Quando vivia na Rua Neves Ferreira, ali à Penha de França, ouvia o telefone tocar pela uma da tarde, geralmente às segundas-feiras, e já sabia que do lado de lá do fio ouvia a voz engrossada a cigarros do meu querido amigo Vítor Damas: “Como é? Vamos almoçar?” Íamos. Ao Manel Caçador. Às vezes com o Vítor Cândido, às vezes com o Carlos Gomes, que valia uma barrigada de conversa. Cabeça de peixe cozida, histórias para ouvir e guardar para sempre. Às segundas, em ABola era praticamente folga, aparecíamos na redação para consultar as agendas, se é que já não tínhamos reportagens marcadas pelo chefe. Havia tempo.
Vítor Manuel Afonso Damas de Oliveira: não sei se alguma vez vi guarda-redes mais elegante, magro, todo equipado de preto, como gostava, a gente chamava-lhe O Charuto por isso mesmo. Não era só elegante em campo, era elegante na vida, um cavalheiro, tranquilo, de palavras calmas, aquela voz inimitável. Falámos muitas vezes da eliminatória entre Sporting e Rangers, para os oitavos-de-final da Taça dos Vencedores de Taças de 1971-72, o mesmo Rangers que hoje joga em Braga, clube antigo e imenso que se deixou perder, como muitos outros, pela voragem das décadas e do dinheiro.
O primeiro jogo foi em Ibrox, um dos mais extraordinários e impressionantes estádios do mundo. Jogo renhido, taco a taco, dia 20 de Outubro de 1971, vitória escocesa por 3-2, golos de Colin Stein (2) e Willie Anderson para os da casa, de Chico Faria e de Wagner para os lisboetas.
Em Alvalade, no dia 3 de Novembro, o espectáculo foi ainda melhor. Em vez de cinco, marcaram-se sete golos. O Sporting, graças a Yazalde, Laranjeira e Pedro Gomes, repetiu o resultado de lá (dois de Colin Stein para o Rangers) e teve direito ao prolongamento da ordem que valeu mais um golo para cada lado – Willie Anderson e Fernando Peres. 4-3! Que ambiente! Que jogo! E que tranquibérnia, logo a seguir.
O árbitro holandês, Van Ravens, era um bocado para o ignorante em relação aos novos regulamentos estabelecidos pela UEFA no caso de empates na eliminatória. Já se tinha posto de parte a embirrenta decisão por moeda ao ar, valia, segundo achou o juiz, o recurso às grandes penalidades. E assim se fez, segundo as suas instruções. Damas, o meu querido amigo Vítor Damas, O Charuto, diminuiu a sua baliza ao mínimo tamanho possível. E, calmo e tranquilo, entre os postes, assumiu o seu posto de figura fundamental do jogo. Defendeu três penáltis. Spoting, 3 -Rangers, 0. O público, louco de alegria, atirou-se à festa do apuramento, invadiu o relvado e levou os seus em ombros. Mas, uma voz matreira, de grilo-falante, levantou a suspeita – “Olhem que não é assim. Não vale. Agora já contam os golos marcados fora. O árbitro não tinha nada que mandar marcar as grandes penalidades. 3-2 contra 3-4; façam as contas”.
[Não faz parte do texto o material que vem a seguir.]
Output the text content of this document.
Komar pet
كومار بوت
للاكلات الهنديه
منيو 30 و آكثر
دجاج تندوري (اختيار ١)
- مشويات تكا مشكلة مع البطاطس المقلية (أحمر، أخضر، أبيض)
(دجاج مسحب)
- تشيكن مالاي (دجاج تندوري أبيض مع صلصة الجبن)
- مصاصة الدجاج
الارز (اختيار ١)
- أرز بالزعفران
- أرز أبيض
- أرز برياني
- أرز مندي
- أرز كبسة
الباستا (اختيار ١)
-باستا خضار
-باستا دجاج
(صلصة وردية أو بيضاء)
Atrapalhado André Ramirez, espanhol, delgado da UEFA ao jogo, verdadeiro responsável por toda esta situação, por não se ter inteirado do que, de facto, diziam os novos regulamentos, veio no final do encontro emendar a mão como podia: “Parece-me que estou certo na minha decisão. Mas, se calhar, o melhor é indagar junto da UEFA. Na minha visão do assunto, o prolongamento foi jogado em campo entretanto neutralizado. E, por causa disso, os golos fora não fazem parte da equação”.
Pouco jeito para arbitrar de um holandês e ainda menos jeito de um espanhol para se limpar da porcaria em que se houvera metido. Os dirigentes do Sporting, dr. Pereira da Silva e Abraão Sorin viajaram de imediato para a Suíça, para numa reunião com a cúpula da UEFA, resolverem o assunto. Levavam com eles uma proposta: a da repetição do jogo de Lisboa.
Não tiveram sorte. Diretamente de Berna, a UEFA lançou um comunicado confirmando o apuramento do Rangers em detrimento do Sporting. “O Rangers ganhou. As grandes penalidades não eram necessárias perante as regras agora em vigor. Assim sendo, a UEFA considera o Rangers vencedor da eliminatória, garantindo lugar nos quartos-de-final da prova”.
O Charuto irritava-se: “Eu a defender penáltis uns atrás dos outros e a festejar essas defesas e, afinal, a fazer figura de tolo. Uma situação que, depois daquela alegria toda, em comunhão com os adeptos, se tornou ridícula. Mas que defendi três grandes penalidades, defendi!” Era assim o Damas: grande até nos momentos que não valiam.